No soy fan de las procesiones pero soy fan vicario, por decirlo de alguna manera. Mi hijo es una enciclopedia sacra y disfruta viendo a los estantes sufrir portando escenas bíblicas de la pasión de Cristo. La otra noche, inusualmente fría para Murcia, asistimos, previo pago de ocho euros por silla, a una de esas procesiones, en las que en mi tierra dan caramelos, hay que decirlo.
Pongo siempre cara de pasión, la mía en este caso, y evito mirar a la cara directamente, al menos a la parte que se observa a través de las abertura de los ojos del capirote (capuz, dice mi hijo que se dice en murciano, aunque me ha dicho que lo busque), a los nazarenos. Y ahí la revelación.
Más allá de los amigos que precesionaban y que nos dieron caramelos, monas y habas de forma familiar, a título personal solo me dieron caramelos dos nazarenos o nazarenas, a saber. Una me dijo que era Natalia (por lo que deduje que era nazarena) del instituto Marqués de los Vélez, otro que era alumno (por lo que igualmente deduje que era nazareno) del IES Alquibla, centro donde trabajo ahora.

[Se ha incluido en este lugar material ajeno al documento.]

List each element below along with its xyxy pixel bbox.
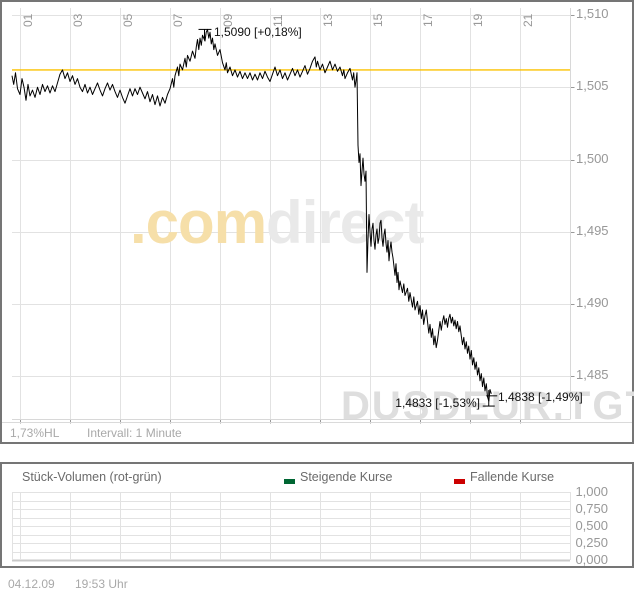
rising-prices-legend-swatch <box>284 479 295 484</box>
y-axis-tick-label: 1,485 <box>576 367 609 383</box>
falling-prices-legend-label: Fallende Kurse <box>470 470 555 484</box>
volume-axis-tick-label: 1,000 <box>575 484 608 499</box>
high-price-annotation: 1,5090 [+0,18%] <box>214 25 302 39</box>
last-price-annotation: 1,4838 [-1,49%] <box>498 390 583 404</box>
x-axis-tick-label: 05 <box>121 13 135 27</box>
x-axis-tick-label: 03 <box>71 13 85 27</box>
y-axis-tick-label: 1,490 <box>576 295 609 311</box>
x-axis-tick-label: 01 <box>21 13 35 27</box>
footer-date: 04.12.09 <box>8 577 55 591</box>
x-axis-tick-label: 11 <box>271 14 285 27</box>
y-axis-tick-label: 1,500 <box>576 150 609 166</box>
x-axis-tick-label: 19 <box>471 13 485 27</box>
volume-axis-tick-label: 0,750 <box>575 501 608 516</box>
watermark-direct-text: direct <box>266 189 424 256</box>
volume-axis-tick-label: 0,000 <box>575 552 608 567</box>
low-price-annotation: 1,4833 [-1,53%] <box>395 396 480 410</box>
x-axis-tick-label: 13 <box>321 13 335 27</box>
y-axis-tick-label: 1,495 <box>576 222 609 238</box>
volume-title: Stück-Volumen (rot-grün) <box>22 470 162 484</box>
footer-time: 19:53 Uhr <box>75 577 128 591</box>
rising-prices-legend-label: Steigende Kurse <box>300 470 393 484</box>
volume-axis-tick-label: 0,250 <box>575 535 608 550</box>
chart-footer-divider <box>2 422 632 423</box>
x-axis-tick-label: 17 <box>421 13 435 27</box>
y-axis-tick-label: 1,510 <box>576 5 609 21</box>
x-axis-tick-label: 09 <box>221 13 235 27</box>
x-axis-tick-label: 15 <box>371 13 385 27</box>
falling-prices-legend-swatch <box>454 479 465 484</box>
watermark-com-text: .com <box>130 189 267 256</box>
y-axis-tick-label: 1,505 <box>576 78 609 94</box>
comdirect-brand-watermark: .comdirect <box>130 193 424 253</box>
x-axis-tick-label: 07 <box>171 13 185 27</box>
volume-chart-panel <box>0 462 634 568</box>
volume-axis-tick-label: 0,500 <box>575 518 608 533</box>
interval-label: Intervall: 1 Minute <box>87 426 182 440</box>
x-axis-tick-label: 21 <box>521 13 535 27</box>
range-percent-label: 1,73%HL <box>10 426 60 440</box>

Nadie, en ningún momento, me dio caramelos por haber coincidido conmigo en la revista tal, o por haber leído un libro mío o por haber asistido a la presentación que hiciera de algún autor o por casi haber visto, de pasada o completo, uno de mis poemas en un estado de instagram o whatsapp o dios sabe en qué red social.
Así, que de esta manera la vida nos pone en nuestro sitio. El marcador: maestro 2, poeta 0.